2023 FDA Science Forum
Evaluation of Developmental Neurotoxicity of Toxic Elements Using Human Embryonic Stem Cell-Derived Neural Stem Cells as in vitro Models
- Authors:
- Center:
-
Contributing OfficeCenter for Food Safety and Applied Nutrition
Abstract
Exposure to toxic elements found in foods consumed by infants and young children can cause developmental neurotoxicity (DNT). Due to the high cost and long duration of traditional animal-based testing methods, only a small fraction of chemicals that humans are exposed to have been assessed for DNT activity, thus creating a big knowledge gap that urgently needs to be addressed. Human pluripotent stem cell-derived neural stem cells (NSCs) provide attractive cell sources to study early neurological development and neurotoxicity. In the current study, two human neural stem cell lines, NSC-H9 and NSC-H14, derived from human embryonic stem (ES) cell lines WA09 and WA14, respectively, were characterized and used to evaluate the developmental neurotoxicity of the four most common toxic elements (lead, arsenic, mercury, and cadmium) involved in the foods consumed by infants and children. The BrdU incorporation, RealTime MT cell viability, and Caspase-3/7 activity assays were utilized to evaluate the effects of lead acetate, sodium arsenate, methylmercury chloride, and cadmium chloride on NSC proliferation, viability, and cell apoptosis.
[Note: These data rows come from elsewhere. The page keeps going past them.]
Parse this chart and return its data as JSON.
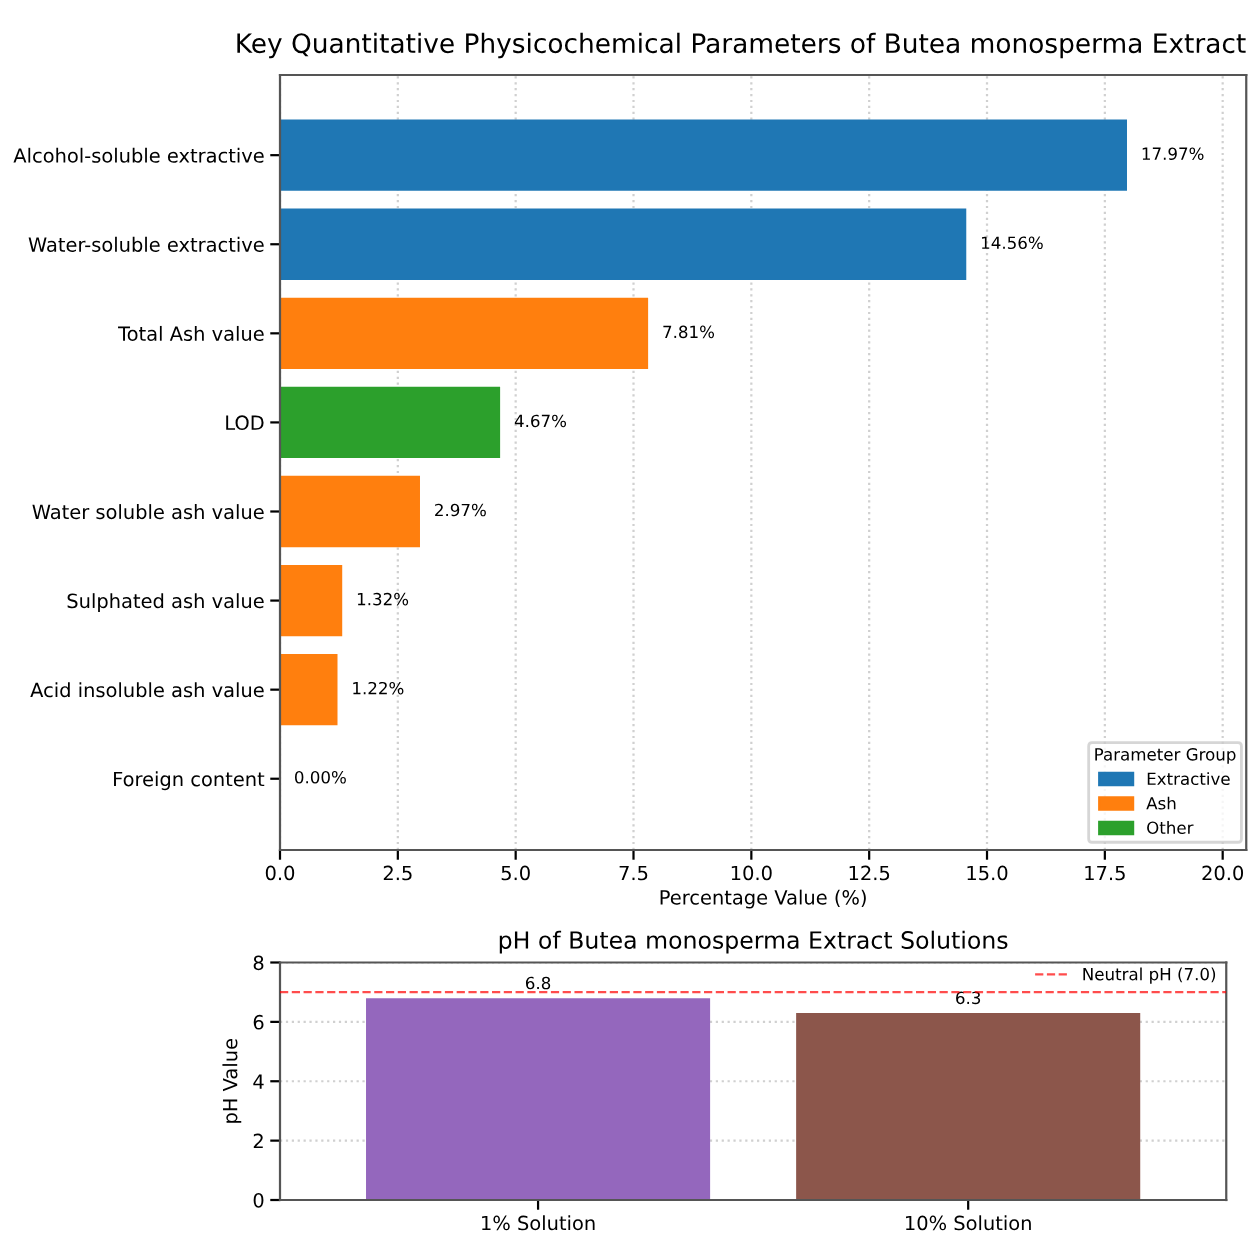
{
  "chart_data": [
    {
      "type": "bar",
      "orientation": "horizontal",
      "title": "Key Quantitative Physicochemical Parameters of Butea monosperma Extract",
      "xlabel": "Percentage Value (%)",
      "categories": [
        "Alcohol-soluble extractive",
        "Water-soluble extractive",
        "Total Ash value",
        "LOD",
        "Water soluble ash value",
        "Sulphated ash value",
        "Acid insoluble ash value",
        "Foreign content"
      ],
      "series": [
        {
          "name": "Extractive",
          "color": "#1f77b4",
          "values": [
            17.97,
            14.56,
            null,
            null,
            null,
            null,
            null,
            null
          ],
          "value_labels": [
            "17.97%",
            "14.56%",
            null,
            null,
            null,
            null,
            null,
            null
          ]
        },
        {
          "name": "Ash",
          "color": "#ff7f0e",
          "values": [
            null,
            null,
            7.81,
            null,
            2.97,
            1.32,
            1.22,
            0.0
          ],
          "value_labels": [
            null,
            null,
            "7.81%",
            null,
            "2.97%",
            "1.32%",
            "1.22%",
            "0.00%"
          ]
        },
        {
          "name": "Other",
          "color": "#2ca02c",
          "values": [
            null,
            null,
            null,
            4.67,
            null,
            null,
            null,
            null
          ],
          "value_labels": [
            null,
            null,
            null,
            "4.67%",
            null,
            null,
            null,
            null
          ]
        }
      ],
      "xlim": [
        0,
        20.5
      ],
      "xticks": [
        {
          "value": 0,
          "label": "0.0"
        },
        {
          "value": 2.5,
          "label": "2.5"
        },
        {
          "value": 5,
          "label": "5.0"
        },
        {
          "value": 7.5,
          "label": "7.5"
        },
        {
          "value": 10,
          "label": "10.0"
        },
        {
          "value": 12.5,
          "label": "12.5"
        },
        {
          "value": 15,
          "label": "15.0"
        },
        {
          "value": 17.5,
          "label": "17.5"
        },
        {
          "value": 20,
          "label": "20.0"
        }
      ],
      "grid": "x",
      "legend": "bottom right",
      "legend_title": "Parameter Group"
    },
    {
      "type": "bar",
      "title": "pH of Butea monosperma Extract Solutions",
      "ylabel": "pH Value",
      "categories": [
        "1% Solution",
        "10% Solution"
      ],
      "values": [
        6.8,
        6.3
      ],
      "colors": [
        "#9467bd",
        "#8c564b"
      ],
      "data_labels": true,
      "ylim": [
        0,
        8
      ],
      "yticks": [
        0,
        2,
        4,
        6,
        8
      ],
      "grid": "y",
      "legend": "top right",
      "ref_lines": [
        {
          "axis": "y",
          "value": 7.0,
          "label": "Neutral pH (7.0)",
          "color": "#ff0000",
          "line_style": "dashed"
        }
      ]
    }
  ]
}
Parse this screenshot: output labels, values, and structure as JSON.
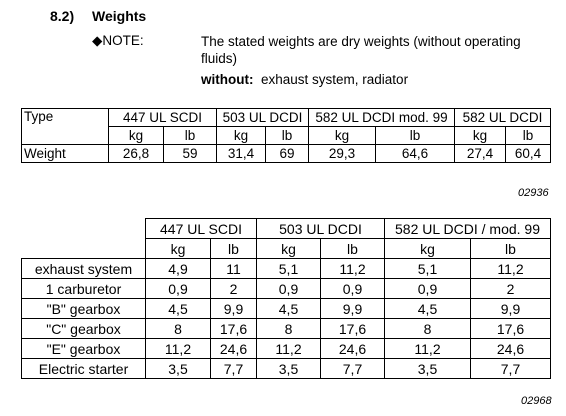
{
  "section": {
    "number": "8.2)",
    "title": "Weights"
  },
  "note": {
    "label": "◆NOTE:",
    "text": "The stated weights are dry weights (without operating fluids)",
    "without": {
      "label": "without:",
      "text": "exhaust system, radiator"
    }
  },
  "table1": {
    "header": [
      "Type",
      "447 UL SCDI",
      "503 UL DCDI",
      "582 UL DCDI mod. 99",
      "582 UL DCDI"
    ],
    "units": [
      "kg",
      "lb",
      "kg",
      "lb",
      "kg",
      "lb",
      "kg",
      "lb"
    ],
    "rows": [
      [
        "Weight",
        "26,8",
        "59",
        "31,4",
        "69",
        "29,3",
        "64,6",
        "27,4",
        "60,4"
      ]
    ],
    "figure": "02936"
  },
  "table2": {
    "header": [
      "447 UL SCDI",
      "503 UL DCDI",
      "582 UL DCDI / mod. 99"
    ],
    "units": [
      "kg",
      "lb",
      "kg",
      "lb",
      "kg",
      "lb"
    ],
    "rows": [
      [
        "exhaust system",
        "4,9",
        "11",
        "5,1",
        "11,2",
        "5,1",
        "11,2"
      ],
      [
        "1 carburetor",
        "0,9",
        "2",
        "0,9",
        "0,9",
        "0,9",
        "2"
      ],
      [
        "\"B\" gearbox",
        "4,5",
        "9,9",
        "4,5",
        "9,9",
        "4,5",
        "9,9"
      ],
      [
        "\"C\" gearbox",
        "8",
        "17,6",
        "8",
        "17,6",
        "8",
        "17,6"
      ],
      [
        "\"E\" gearbox",
        "11,2",
        "24,6",
        "11,2",
        "24,6",
        "11,2",
        "24,6"
      ],
      [
        "Electric starter",
        "3,5",
        "7,7",
        "3,5",
        "7,7",
        "3,5",
        "7,7"
      ]
    ],
    "figure": "02968"
  }
}
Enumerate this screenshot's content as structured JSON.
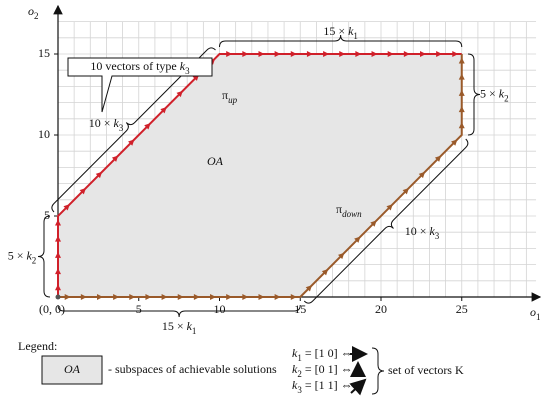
{
  "x_axis": {
    "label": "o",
    "sub": "1",
    "ticks": [
      "(0, 0)",
      "5",
      "10",
      "15",
      "20",
      "25"
    ]
  },
  "y_axis": {
    "label": "o",
    "sub": "2",
    "ticks": [
      "5",
      "10",
      "15"
    ]
  },
  "region_label": "OA",
  "pi_up": {
    "symbol": "π",
    "sub": "up"
  },
  "pi_down": {
    "symbol": "π",
    "sub": "down"
  },
  "braces": {
    "top": {
      "text": "15 × ",
      "var": "k",
      "sub": "1"
    },
    "right": {
      "text": "5 × ",
      "var": "k",
      "sub": "2"
    },
    "left": {
      "text": "5 × ",
      "var": "k",
      "sub": "2"
    },
    "bottom": {
      "text": "15 × ",
      "var": "k",
      "sub": "1"
    },
    "upper_diag": {
      "text": "10 × ",
      "var": "k",
      "sub": "3"
    },
    "lower_diag": {
      "text": "10 × ",
      "var": "k",
      "sub": "3"
    }
  },
  "callout": {
    "text": "10 vectors of type ",
    "var": "k",
    "sub": "3"
  },
  "legend": {
    "title": "Legend:",
    "box_label": "OA",
    "box_desc": "- subspaces of achievable solutions",
    "vectors": [
      {
        "var": "k",
        "sub": "1",
        "rest": " = [1 0] ⇔"
      },
      {
        "var": "k",
        "sub": "2",
        "rest": " = [0 1] ⇔"
      },
      {
        "var": "k",
        "sub": "3",
        "rest": " = [1 1] ⇔"
      }
    ],
    "set": "set of vectors K"
  }
}
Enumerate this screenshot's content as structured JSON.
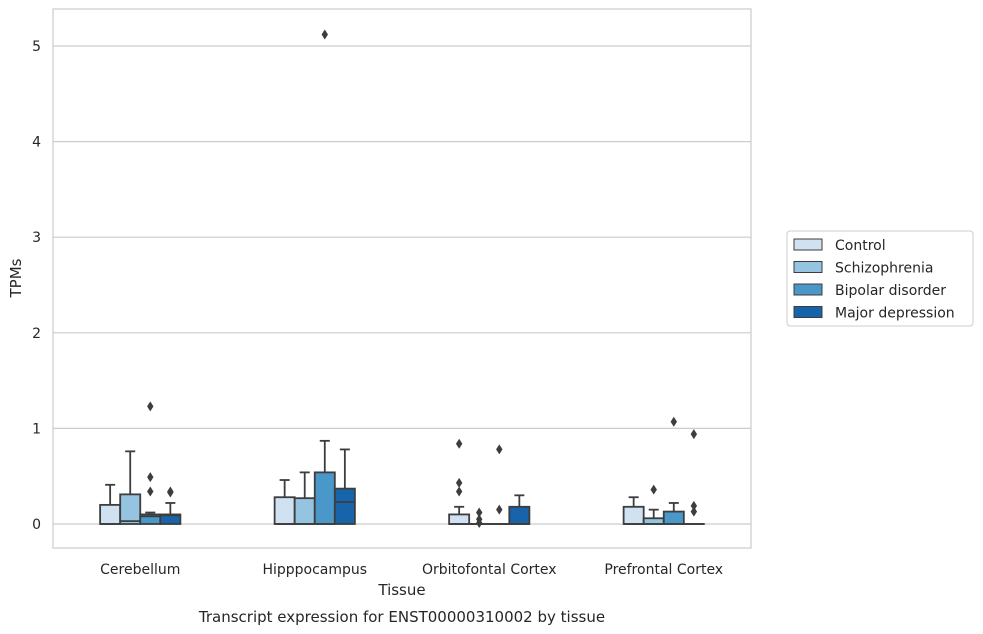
{
  "chart_data": {
    "type": "box",
    "title": "Transcript expression for ENST00000310002 by tissue",
    "xlabel": "Tissue",
    "ylabel": "TPMs",
    "ylim": [
      -0.25,
      5.4
    ],
    "yticks": [
      0,
      1,
      2,
      3,
      4,
      5
    ],
    "grid": true,
    "legend_position": "right",
    "categories": [
      "Cerebellum",
      "Hipppocampus",
      "Orbitofontal Cortex",
      "Prefrontal Cortex"
    ],
    "series": [
      {
        "name": "Control",
        "color": "#d0e1f2",
        "boxes": [
          {
            "q1": 0.0,
            "median": 0.0,
            "q3": 0.2,
            "whisker_low": 0.0,
            "whisker_high": 0.41,
            "outliers": []
          },
          {
            "q1": 0.0,
            "median": 0.0,
            "q3": 0.28,
            "whisker_low": 0.0,
            "whisker_high": 0.46,
            "outliers": []
          },
          {
            "q1": 0.0,
            "median": 0.0,
            "q3": 0.1,
            "whisker_low": 0.0,
            "whisker_high": 0.18,
            "outliers": [
              0.84,
              0.43,
              0.34
            ]
          },
          {
            "q1": 0.0,
            "median": 0.0,
            "q3": 0.18,
            "whisker_low": 0.0,
            "whisker_high": 0.28,
            "outliers": []
          }
        ]
      },
      {
        "name": "Schizophrenia",
        "color": "#94c4df",
        "boxes": [
          {
            "q1": 0.0,
            "median": 0.03,
            "q3": 0.31,
            "whisker_low": 0.0,
            "whisker_high": 0.76,
            "outliers": []
          },
          {
            "q1": 0.0,
            "median": 0.0,
            "q3": 0.27,
            "whisker_low": 0.0,
            "whisker_high": 0.54,
            "outliers": []
          },
          {
            "q1": 0.0,
            "median": 0.0,
            "q3": 0.0,
            "whisker_low": 0.0,
            "whisker_high": 0.0,
            "outliers": [
              0.12,
              0.05,
              0.01
            ]
          },
          {
            "q1": 0.0,
            "median": 0.0,
            "q3": 0.06,
            "whisker_low": 0.0,
            "whisker_high": 0.15,
            "outliers": [
              0.36
            ]
          }
        ]
      },
      {
        "name": "Bipolar disorder",
        "color": "#4a98c9",
        "boxes": [
          {
            "q1": 0.0,
            "median": 0.08,
            "q3": 0.1,
            "whisker_low": 0.0,
            "whisker_high": 0.12,
            "outliers": [
              1.23,
              0.49,
              0.34
            ]
          },
          {
            "q1": 0.0,
            "median": 0.0,
            "q3": 0.54,
            "whisker_low": 0.0,
            "whisker_high": 0.87,
            "outliers": [
              5.12
            ]
          },
          {
            "q1": 0.0,
            "median": 0.0,
            "q3": 0.0,
            "whisker_low": 0.0,
            "whisker_high": 0.0,
            "outliers": [
              0.78,
              0.15
            ]
          },
          {
            "q1": 0.0,
            "median": 0.0,
            "q3": 0.13,
            "whisker_low": 0.0,
            "whisker_high": 0.22,
            "outliers": [
              1.07
            ]
          }
        ]
      },
      {
        "name": "Major depression",
        "color": "#1764ab",
        "boxes": [
          {
            "q1": 0.0,
            "median": 0.09,
            "q3": 0.1,
            "whisker_low": 0.0,
            "whisker_high": 0.22,
            "outliers": [
              0.34,
              0.33
            ]
          },
          {
            "q1": 0.0,
            "median": 0.23,
            "q3": 0.37,
            "whisker_low": 0.0,
            "whisker_high": 0.78,
            "outliers": []
          },
          {
            "q1": 0.0,
            "median": 0.0,
            "q3": 0.18,
            "whisker_low": 0.0,
            "whisker_high": 0.3,
            "outliers": []
          },
          {
            "q1": 0.0,
            "median": 0.0,
            "q3": 0.0,
            "whisker_low": 0.0,
            "whisker_high": 0.0,
            "outliers": [
              0.94,
              0.19,
              0.13
            ]
          }
        ]
      }
    ]
  }
}
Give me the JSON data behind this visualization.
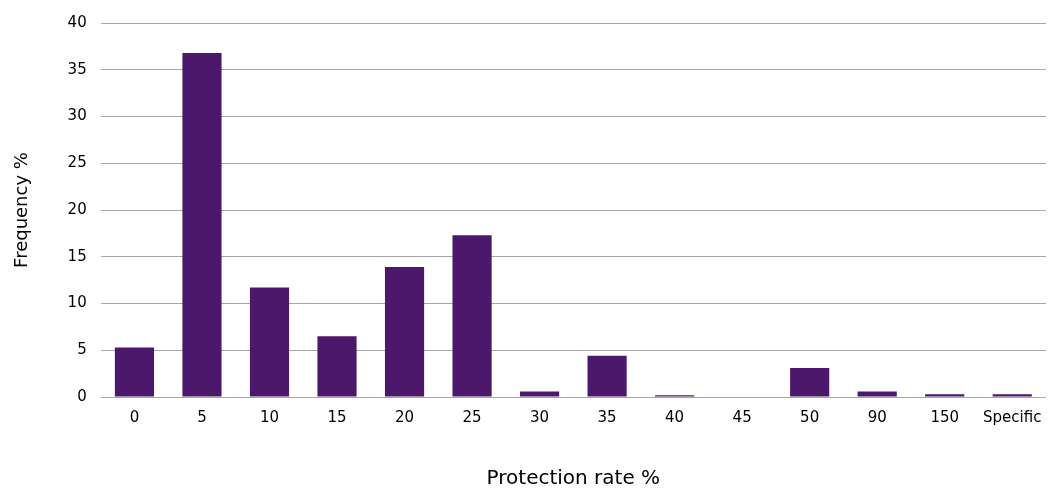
{
  "chart_data": {
    "type": "bar",
    "xlabel": "Protection rate %",
    "ylabel": "Frequency %",
    "categories": [
      "0",
      "5",
      "10",
      "15",
      "20",
      "25",
      "30",
      "35",
      "40",
      "45",
      "50",
      "90",
      "150",
      "Specific"
    ],
    "values": [
      5.3,
      36.8,
      11.7,
      6.5,
      13.9,
      17.3,
      0.6,
      4.4,
      0.2,
      0,
      3.1,
      0.6,
      0.3,
      0.3
    ],
    "color": "#4b186b",
    "ylim": [
      0,
      40
    ],
    "yticks": [
      0,
      5,
      10,
      15,
      20,
      25,
      30,
      35,
      40
    ],
    "grid": "y",
    "legend": false
  }
}
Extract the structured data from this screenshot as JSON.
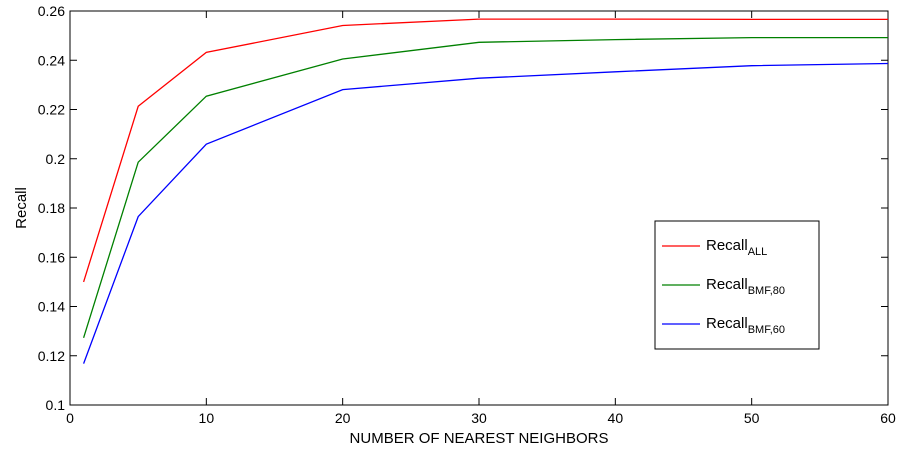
{
  "chart_data": {
    "type": "line",
    "title": "",
    "xlabel": "NUMBER OF NEAREST NEIGHBORS",
    "ylabel": "Recall",
    "xlim": [
      0,
      60
    ],
    "ylim": [
      0.1,
      0.26
    ],
    "xticks": [
      0,
      10,
      20,
      30,
      40,
      50,
      60
    ],
    "xtick_labels": [
      "0",
      "10",
      "20",
      "30",
      "40",
      "50",
      "60"
    ],
    "yticks": [
      0.1,
      0.12,
      0.14,
      0.16,
      0.18,
      0.2,
      0.22,
      0.24,
      0.26
    ],
    "ytick_labels": [
      "0.1",
      "0.12",
      "0.14",
      "0.16",
      "0.18",
      "0.2",
      "0.22",
      "0.24",
      "0.26"
    ],
    "grid": false,
    "legend_position": "right",
    "series": [
      {
        "name": "Recall",
        "subscript": "ALL",
        "color": "#ff0000",
        "x": [
          1,
          5,
          10,
          20,
          30,
          40,
          50,
          60
        ],
        "y": [
          0.15,
          0.2213,
          0.2432,
          0.2541,
          0.2567,
          0.2567,
          0.2566,
          0.2566
        ]
      },
      {
        "name": "Recall",
        "subscript": "BMF,80",
        "color": "#008000",
        "x": [
          1,
          5,
          10,
          20,
          30,
          40,
          50,
          60
        ],
        "y": [
          0.1273,
          0.1986,
          0.2254,
          0.2405,
          0.2473,
          0.2484,
          0.2492,
          0.2492
        ]
      },
      {
        "name": "Recall",
        "subscript": "BMF,60",
        "color": "#0000ff",
        "x": [
          1,
          5,
          10,
          20,
          30,
          40,
          50,
          60
        ],
        "y": [
          0.1168,
          0.1765,
          0.2059,
          0.2281,
          0.2327,
          0.2353,
          0.2378,
          0.2387
        ]
      }
    ]
  }
}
The BrdU incorporation assay demonstrated that all four toxic element compounds dose-dependently inhibited NSC cell proliferation under a wide range of concentrations tested (0.2 nM-100 uM). The IC50s were 71 uM, 0.25 uM, 0.70 uM, and 21.80 uM upon exposure to lead acetate, sodium arsenate, methylmercury chloride, and cadmium chloride, respectively, in NSC-H14 cells. The IC50s in NSC-H9 cells, upon exposure to different toxic element compounds, were close to those in NSC-H14 cells. The cell viability of both NSC-H9 and NSC-H14 decreased upon exposure to the toxic element compounds, although low concentrations of the compounds increased cell viability. Compared to NSC-H9, NSC-H14 exhibited much higher sensitivity, more than 1000-fold, in terms of cell viability upon exposure to the toxic element compounds. Weak stimulatory effects on caspase-3/7 activity were observed upon exposure to the toxic element compounds for 48 hours. Collectively, the current study demonstrated that human ES cell-derived NSCs represent useful in vitro models for evaluation/screening of early developmental neurotoxicity. NSC-H14 may represent a more sensitive neural stem cell model than the NSC-H9 line.